It was an admission of defeat that House Speaker Paul Ryan probably didn’t expect to make just three months into a fully Republican government: “Obamacare is the law of the land. … We’re going to be living with Obamacare for the foreseeable future.”
Since the Affordable Care Act was passed in 2010, Republicans have been working to repeal President Barack Obama’s signature piece of legislation. The House in particular tried to repeal or otherwise cripple the law — to no avail — literally dozens of times.
Then Republicans captured the White House, on top of already controlling Congress. It was widely believed that this was finally their chance to repeal the health care law they despised so much.
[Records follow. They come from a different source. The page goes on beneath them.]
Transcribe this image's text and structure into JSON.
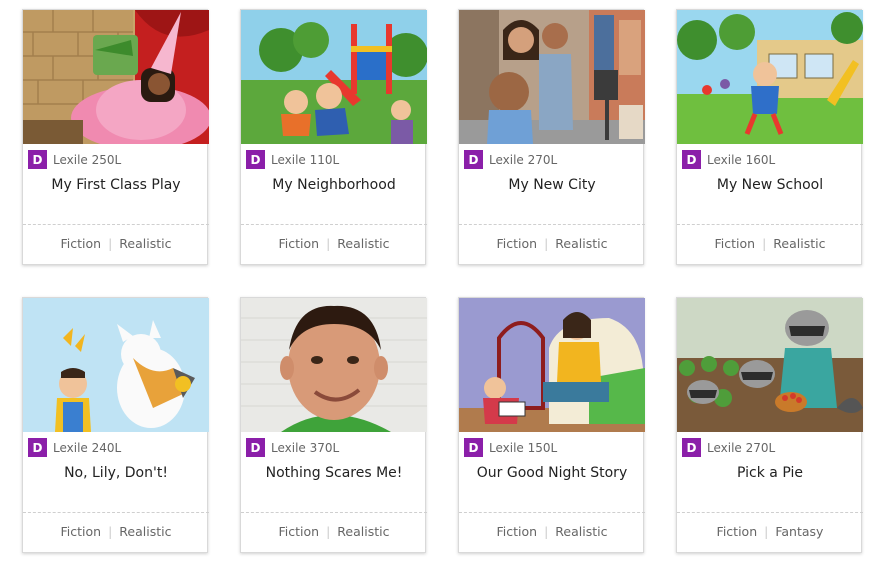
{
  "colors": {
    "badge": "#8b1fa9"
  },
  "cards": [
    {
      "badge": "D",
      "lexile": "Lexile 250L",
      "title": "My First Class Play",
      "genre": "Fiction",
      "subgenre": "Realistic",
      "image": "princess-play-illustration"
    },
    {
      "badge": "D",
      "lexile": "Lexile 110L",
      "title": "My Neighborhood",
      "genre": "Fiction",
      "subgenre": "Realistic",
      "image": "playground-kids-illustration"
    },
    {
      "badge": "D",
      "lexile": "Lexile 270L",
      "title": "My New City",
      "genre": "Fiction",
      "subgenre": "Realistic",
      "image": "family-city-street-illustration"
    },
    {
      "badge": "D",
      "lexile": "Lexile 160L",
      "title": "My New School",
      "genre": "Fiction",
      "subgenre": "Realistic",
      "image": "schoolyard-kids-illustration"
    },
    {
      "badge": "D",
      "lexile": "Lexile 240L",
      "title": "No, Lily, Don't!",
      "genre": "Fiction",
      "subgenre": "Realistic",
      "image": "cat-butterfly-child-illustration"
    },
    {
      "badge": "D",
      "lexile": "Lexile 370L",
      "title": "Nothing Scares Me!",
      "genre": "Fiction",
      "subgenre": "Realistic",
      "image": "smiling-boy-photo"
    },
    {
      "badge": "D",
      "lexile": "Lexile 150L",
      "title": "Our Good Night Story",
      "genre": "Fiction",
      "subgenre": "Realistic",
      "image": "mother-child-reading-illustration"
    },
    {
      "badge": "D",
      "lexile": "Lexile 270L",
      "title": "Pick a Pie",
      "genre": "Fiction",
      "subgenre": "Fantasy",
      "image": "raccoons-garden-illustration"
    }
  ]
}
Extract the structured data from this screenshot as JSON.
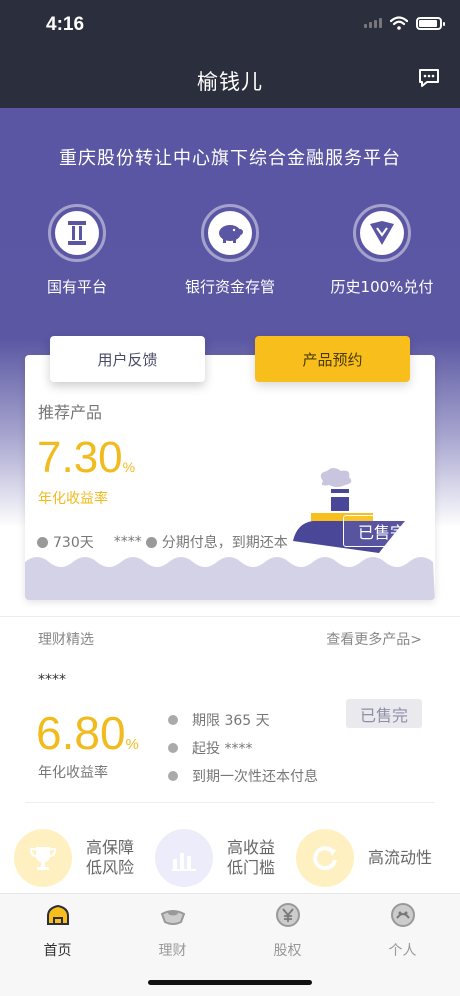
{
  "status": {
    "time": "4:16"
  },
  "nav": {
    "title": "榆钱儿",
    "message_icon": "chat-bubble-icon"
  },
  "hero": {
    "title": "重庆股份转让中心旗下综合金融服务平台",
    "features": [
      {
        "label": "国有平台",
        "icon": "pillar-icon"
      },
      {
        "label": "银行资金存管",
        "icon": "piggy-bank-icon"
      },
      {
        "label": "历史100%兑付",
        "icon": "shield-check-icon"
      }
    ]
  },
  "actions": {
    "feedback_label": "用户反馈",
    "reserve_label": "产品预约"
  },
  "recommended": {
    "heading": "推荐产品",
    "rate": "7.30",
    "rate_suffix": "%",
    "rate_label": "年化收益率",
    "term": "730天",
    "masked": "****",
    "repayment": "分期付息，到期还本",
    "status": "已售完"
  },
  "selected": {
    "title": "理财精选",
    "more_link": "查看更多产品>",
    "product_name": "****",
    "rate": "6.80",
    "rate_suffix": "%",
    "rate_label": "年化收益率",
    "period": "期限 365 天",
    "min_invest": "起投 ****",
    "repayment": "到期一次性还本付息",
    "status": "已售完"
  },
  "bottom_features": [
    {
      "line1": "高保障",
      "line2": "低风险",
      "icon": "trophy-icon",
      "color": "#fff0c2"
    },
    {
      "line1": "高收益",
      "line2": "低门槛",
      "icon": "bar-chart-icon",
      "color": "#ececfa"
    },
    {
      "line1": "高流动性",
      "line2": "",
      "icon": "refresh-icon",
      "color": "#fff0c2"
    }
  ],
  "tabs": [
    {
      "label": "首页",
      "icon": "home-icon",
      "active": true
    },
    {
      "label": "理财",
      "icon": "ingot-icon",
      "active": false
    },
    {
      "label": "股权",
      "icon": "yuan-coin-icon",
      "active": false
    },
    {
      "label": "个人",
      "icon": "user-icon",
      "active": false
    }
  ],
  "colors": {
    "accent": "#f8bf1c",
    "nav_bg": "#2b2e3c",
    "hero": "#5a56a4"
  }
}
Yet when the time came to pull the trigger, they couldn’t do it. Not even because of Democratic opposition, but because different factions in the Republican Party just weren’t satisfied with the bill that House leadership put forward. More conservative members felt the repeal-and-replace bill didn’t do enough to dismantle Obamacare, while the more moderate members worried that the bill would rip away health insurance from too many Americans. This fracture within the party proved too much, and the American Health Care Act (AHCA) never obtained enough votes to even warrant a vote.
Still, Ryan argued that for Obamacare, “the worst is yet to come” — an allusion to the claim that Obamacare’s marketplaces are collapsing, so the law will fall apart on its own in due time. The Congressional Budget Office, however, found that this isn’t the case: “In CBO and JCT’s assessment, however, the nongroup market would probably be stable in most areas under either current law or the [AHCA].” If that holds up, Obama’s health care law really will stick around.
Democrats were counting on something like this happening. They believed that once Americans gained health insurance, they would come to support the law, fearing that a repeal could take their health plans and those of millions of other people. This was the basis for then–House Speaker Nancy Pelosi’s now-infamous comment “We have to pass the bill, so that you can find out what is in it — away from the fog of the controversy.” Essentially, once the law is less attached to modern political battles, people will come to support the gains in coverage it provides.
This is generally true for social programs. As Paul Pierson, a political scientist at UC Berkeley, told Dylan Matthews, “The basic argument is that with these social programs — I was starting by thinking about things like Social Security but I think it applies with variation across programs — it’s a lot harder to get the toothpaste back in the tube once it’s out. People who are receiving benefits, they’re going to react pretty strongly to that being taken away from them. A taxpayer is paying for a lot of stuff and cares a little bit about each thing, but the person who’s receiving the benefits is going to care enormously about that.”
Republicans learned that today. And the result is, as Ryan acknowledged, Obamacare remains the law of the land.